The people of PNG are quite unique.  PNG has around 20 provinces, and the people in each province have their distinct physical features, culture and language.

Diversity in PNG natives – 20 provinces with distinct physical features, cultures and languages

PNG is located above Australia and has two major local airlines – Air Niugini, which is the national carrier that flies to domestic routes and international routes such as Australia (Cairns, Brisbane and Sydney), Singapore, Honiara, Fiji, Tokyo, Manila and Hongkong.  AirlineS PNG, on the other hand, flies domestic routes, as well as to Australia (Cairns and Brisbane).

Active volcano Mt Tavurvur in PNG

PNG’s capital city is Port Moresby.

I live in Lae City in the Morobe Province, the second largest city in PNG.  Lae is also the industrial city of PNG where most manufacturers set up their businesses.  Lae City is the gateway to the highlands and the islands with easy access to the highlands highway. It also has the largest shipping facility in the country.  Also called the garden city, Lae has an amazingly verdant environment due to frequent rainfall.

PNG’s capital Port Moresby

In October, the Morobe Province celebrates the Morobe Province Agricultural Show which showcases the agricultural and industrial produce the province has to offer.  This is also the time when various villages’ put their culture and tradition on parade and display.

Tess Guese and her PNG kababayans

Is there a Filipino community there?  

There is a Filipino community here in Lae and around Papua New Guinea.  In fact, I think you can find Filipinos anywhere in the world. In Lae, I believe we already have over a thousand Filipinos living and working here including their dependants.

We have a Filipino association which helps fellow kababayans  in times of need, though we also have our civic obligations to the community we live in.  Our Filipino association holds fund raising activities to assist not only Filipinos who are in need, but also extend assistance to our adoptive communities here.  We give donations to the public hospitals, schools and churches.

We also have Filipino sports associations – basketball, badminton, tennis and golf, which keep camaraderie alive in our community.  The Filipino golfers of PNG normally hold their annual golfing competition in conjunction with the Queen’s birthday which normally falls on the second weekend of June.  This tradition revolves around five key cities – Port Moresby, Lae, Madang, Goroka and Rabaul – which take turns in hosting the event annually.  This event is another medium to get to know more of our kababayans around the country.
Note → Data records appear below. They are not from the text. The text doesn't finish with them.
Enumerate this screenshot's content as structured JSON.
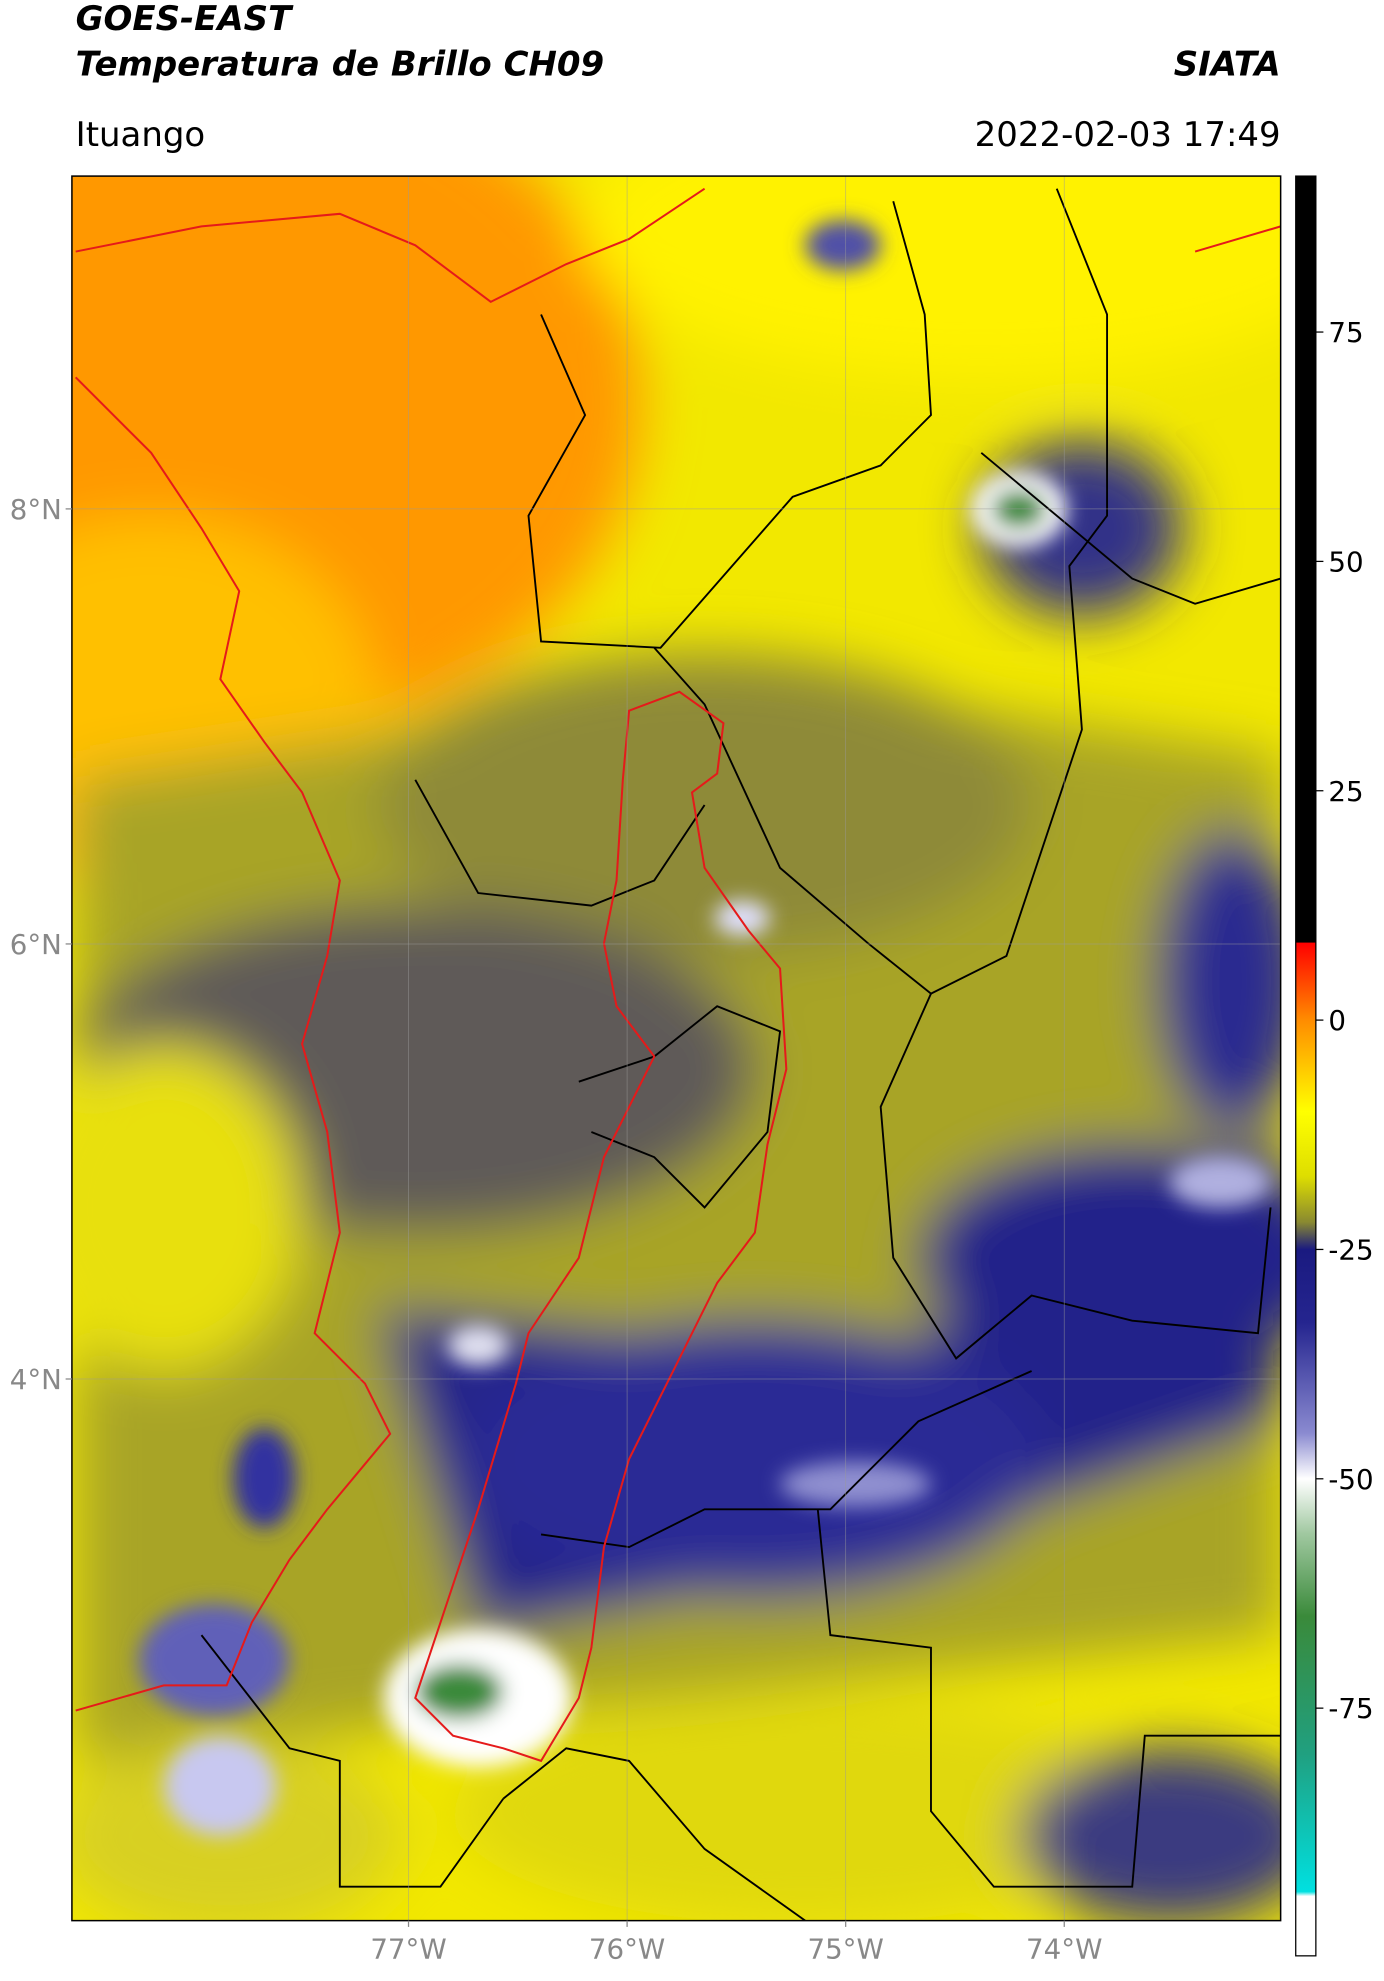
{
  "header": {
    "title": "GOES-EAST",
    "subtitle": "Temperatura de Brillo CH09",
    "source": "SIATA",
    "region": "Ituango",
    "timestamp": "2022-02-03 17:49"
  },
  "map": {
    "xlim": [
      -78.54,
      -73.01
    ],
    "ylim": [
      1.51,
      9.53
    ],
    "xticks": [
      {
        "value": -77,
        "label": "77°W"
      },
      {
        "value": -76,
        "label": "76°W"
      },
      {
        "value": -75,
        "label": "75°W"
      },
      {
        "value": -74,
        "label": "74°W"
      }
    ],
    "yticks": [
      {
        "value": 8,
        "label": "8°N"
      },
      {
        "value": 6,
        "label": "6°N"
      },
      {
        "value": 4,
        "label": "4°N"
      }
    ],
    "grid": true
  },
  "colorbar": {
    "range": [
      -102,
      92
    ],
    "ticks": [
      75,
      50,
      25,
      0,
      -25,
      -50,
      -75
    ],
    "stops": [
      [
        92,
        "#000000"
      ],
      [
        8.5,
        "#000000"
      ],
      [
        8.4,
        "#ff0000"
      ],
      [
        0,
        "#ff8c00"
      ],
      [
        -10,
        "#ffff00"
      ],
      [
        -17,
        "#dede00"
      ],
      [
        -22,
        "#8a8a30"
      ],
      [
        -25,
        "#1a1a80"
      ],
      [
        -33,
        "#25258f"
      ],
      [
        -45,
        "#8a8ad0"
      ],
      [
        -50,
        "#ffffff"
      ],
      [
        -56,
        "#a0c8a0"
      ],
      [
        -65,
        "#3a8a3a"
      ],
      [
        -80,
        "#20a080"
      ],
      [
        -95,
        "#00e0e0"
      ],
      [
        -95.5,
        "#ffffff"
      ],
      [
        -102,
        "#ffffff"
      ]
    ]
  }
}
Tell us about your life there

Life in PNG, especially in Lae is so simple but can be boring to some, since there are no malls and no movie houses. Supermarkets, including just a handful of restaurants, open at 8am and close at 6pm.
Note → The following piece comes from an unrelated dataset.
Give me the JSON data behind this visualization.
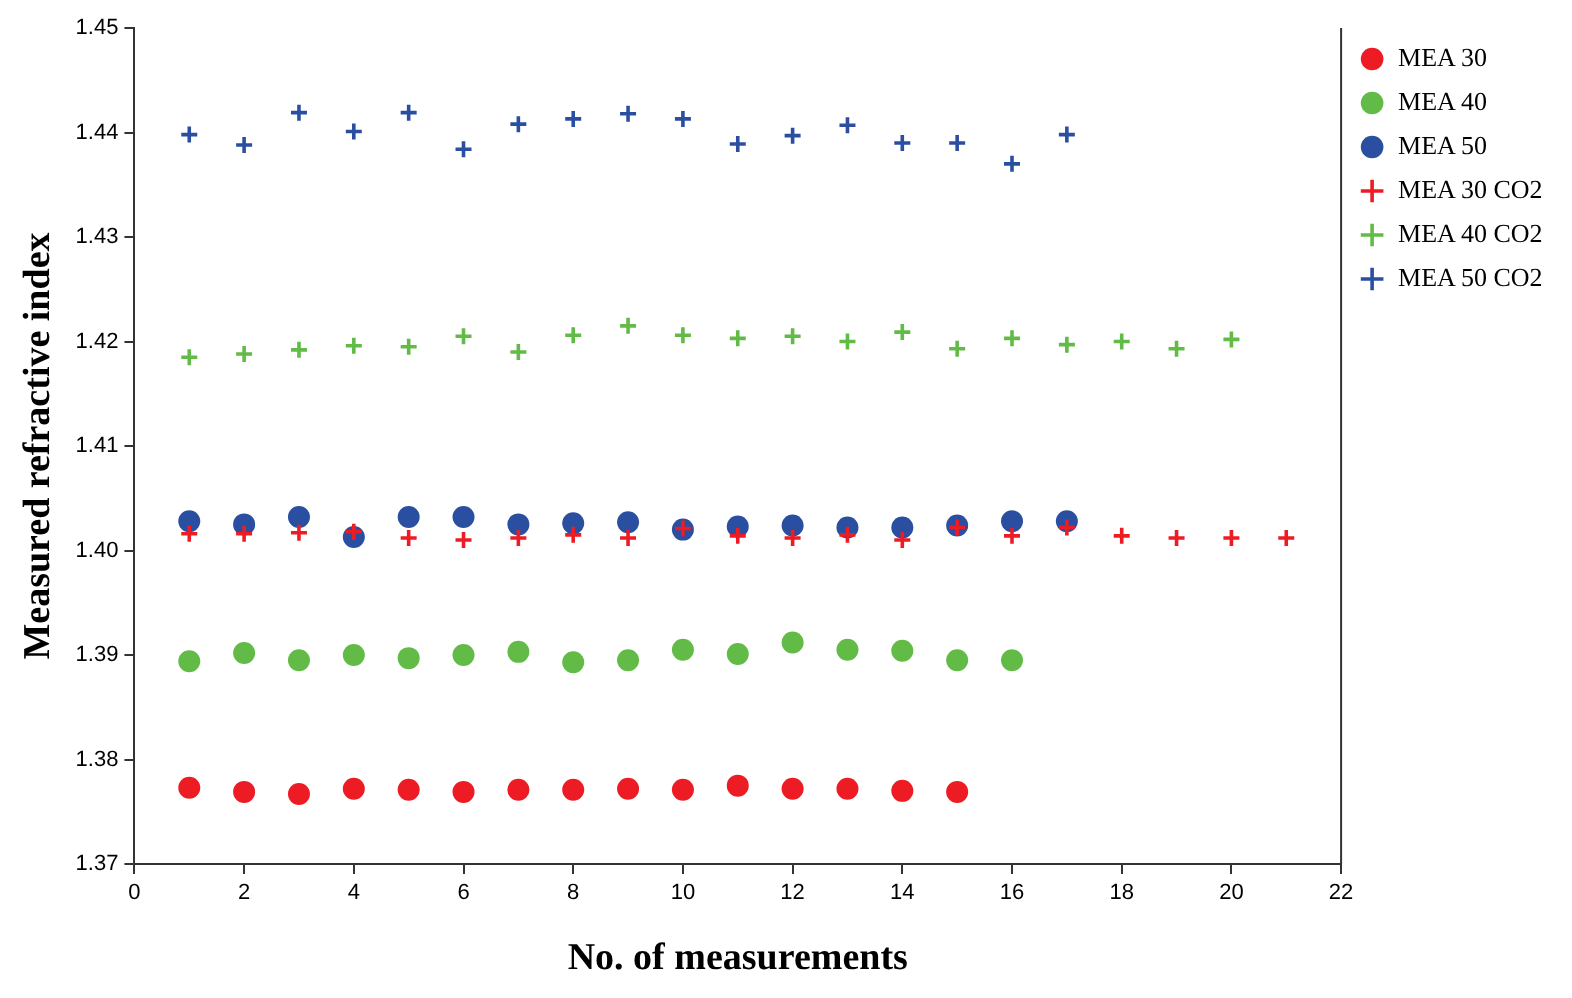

But 13 years of living here has allowed me to adapt to the slowpaced life PNG has offered me.  On the plus side, you still breath fresh air, wake-up to the chirping of the birds, get your eyes refreshed time and time again with the lush green environment.  Besides, there is also no traffic congestion, though you have to be careful and avoid potholes when driving around town.

During the weekends my life revolves around golf. I also assist in some community services like organising fund raising events for churches, public schools and some non-governmental associations.

What I have learned in this country is to be more vigilant and aware about your surroundings. This country also taught me how to be patient, because you will not get anywhere if you’re not.

Your greetings to Filipinos around the globe

To our kababayans out there – hello and mabuhay from the land of the unexpected Papua New Guinea!